The Pakistan Peoples Party (PPP) co-chairman, during an interview with a private news channel on Friday, had called Anwar a "brave child" who survived the fight against militant wing of Muttahida Qaumi Movement.

"Rao Anwar is among those brave children who survived the fight against MQM," Zardari had said during the interview. "54 SHOs participated in operation under General Naseerullah Babar, among which 53 were killed, only he survived."

Zardari's spokesman Farhatullah Babar, in a statement issued this evening, said the former spokesman has described his words as "mis-spoken and regretted any offence to anyone", which he also acknowledged during another TV interview on Saturday.

Babar said the PPP co-chairman also denounced extra judicial killings as “abhorrent, criminal and unacceptable” and called for bringing to justice all those involved in it.

"Enforced disappearances and extra judicial killings are twins of a deepening curse. It is unthinkable that the Pakistan People’s Party would support it in any form or manner," the statement read.

"The party’s record in and out of the parliament is a testimony to it," it said.

The former president realises that his remarks "made unwittingly in the flow of conversation may have caused anguish and has regretted it", the statement added.

Speaking further during Friday's interview, the former president had said that everybody should step back and look at Naqeebullah Mehsud murder case again.

Mehsud, a 27-year-old native of Waziristan, was among three others who were accused of being terrorists and killed by the then Malir SSP in Karachi on January 13, in what was later determined to be a fake encounter. Anwar and most members of his encounter team have since gone into hiding.

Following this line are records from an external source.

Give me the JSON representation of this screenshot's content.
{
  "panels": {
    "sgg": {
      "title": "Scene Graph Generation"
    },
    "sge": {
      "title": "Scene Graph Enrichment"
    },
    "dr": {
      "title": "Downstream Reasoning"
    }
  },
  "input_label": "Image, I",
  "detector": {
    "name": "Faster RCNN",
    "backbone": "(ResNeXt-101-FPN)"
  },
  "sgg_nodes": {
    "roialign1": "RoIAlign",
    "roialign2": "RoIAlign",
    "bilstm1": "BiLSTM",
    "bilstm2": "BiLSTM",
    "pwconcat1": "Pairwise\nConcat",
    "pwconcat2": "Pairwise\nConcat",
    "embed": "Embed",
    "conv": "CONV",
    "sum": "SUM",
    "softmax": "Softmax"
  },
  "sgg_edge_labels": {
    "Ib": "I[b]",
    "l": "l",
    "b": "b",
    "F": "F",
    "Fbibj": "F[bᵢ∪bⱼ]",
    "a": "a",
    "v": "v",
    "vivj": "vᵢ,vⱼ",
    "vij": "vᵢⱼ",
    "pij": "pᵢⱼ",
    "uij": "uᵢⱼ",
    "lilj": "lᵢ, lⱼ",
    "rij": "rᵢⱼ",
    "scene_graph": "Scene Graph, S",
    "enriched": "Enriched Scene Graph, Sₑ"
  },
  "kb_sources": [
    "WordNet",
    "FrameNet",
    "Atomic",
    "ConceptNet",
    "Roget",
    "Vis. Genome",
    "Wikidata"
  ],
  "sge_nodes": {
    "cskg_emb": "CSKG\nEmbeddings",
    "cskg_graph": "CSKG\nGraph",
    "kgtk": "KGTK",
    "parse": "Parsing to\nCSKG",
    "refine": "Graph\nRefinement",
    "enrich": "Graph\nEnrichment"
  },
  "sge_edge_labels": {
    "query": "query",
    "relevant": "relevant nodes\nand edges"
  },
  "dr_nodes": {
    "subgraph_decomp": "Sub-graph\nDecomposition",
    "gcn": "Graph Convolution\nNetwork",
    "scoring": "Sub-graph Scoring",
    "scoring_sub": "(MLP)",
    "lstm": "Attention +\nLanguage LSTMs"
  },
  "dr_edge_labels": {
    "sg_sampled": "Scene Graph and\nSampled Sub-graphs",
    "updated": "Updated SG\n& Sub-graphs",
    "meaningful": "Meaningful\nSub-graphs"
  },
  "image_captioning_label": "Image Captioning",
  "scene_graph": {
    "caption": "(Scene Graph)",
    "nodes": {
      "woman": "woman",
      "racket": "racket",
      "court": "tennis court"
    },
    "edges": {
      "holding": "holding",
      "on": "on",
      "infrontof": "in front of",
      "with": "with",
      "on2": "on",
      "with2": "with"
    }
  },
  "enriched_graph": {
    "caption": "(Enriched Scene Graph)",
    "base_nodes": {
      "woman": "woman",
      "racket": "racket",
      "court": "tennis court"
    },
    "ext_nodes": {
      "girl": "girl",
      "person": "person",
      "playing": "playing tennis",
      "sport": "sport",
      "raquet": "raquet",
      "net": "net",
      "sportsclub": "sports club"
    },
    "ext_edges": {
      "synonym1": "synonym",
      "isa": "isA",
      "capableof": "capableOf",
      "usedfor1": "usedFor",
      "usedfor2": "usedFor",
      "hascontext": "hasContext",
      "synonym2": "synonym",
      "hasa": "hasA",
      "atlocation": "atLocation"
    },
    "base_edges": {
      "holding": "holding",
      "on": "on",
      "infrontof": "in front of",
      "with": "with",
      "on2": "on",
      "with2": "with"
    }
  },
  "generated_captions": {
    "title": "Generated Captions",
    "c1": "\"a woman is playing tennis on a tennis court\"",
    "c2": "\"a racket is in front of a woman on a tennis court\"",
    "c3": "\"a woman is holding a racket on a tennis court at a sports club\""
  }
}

The Supreme Court in its hearing on February 17 issued a contempt of court notice to Anwar over his failure to show up in court.

The court also directed the State Bank of Pakistan to seize Anwar's bank accounts.

The orders were given by a two-member bench, headed by Chief Justice of Pakistan Justice Mian Saqib Nisar, that is hearing the suo motu case of Naqeebullah Mehsud’s extrajudicial killing in Karachi last month, wherein Anwar is the primary accused.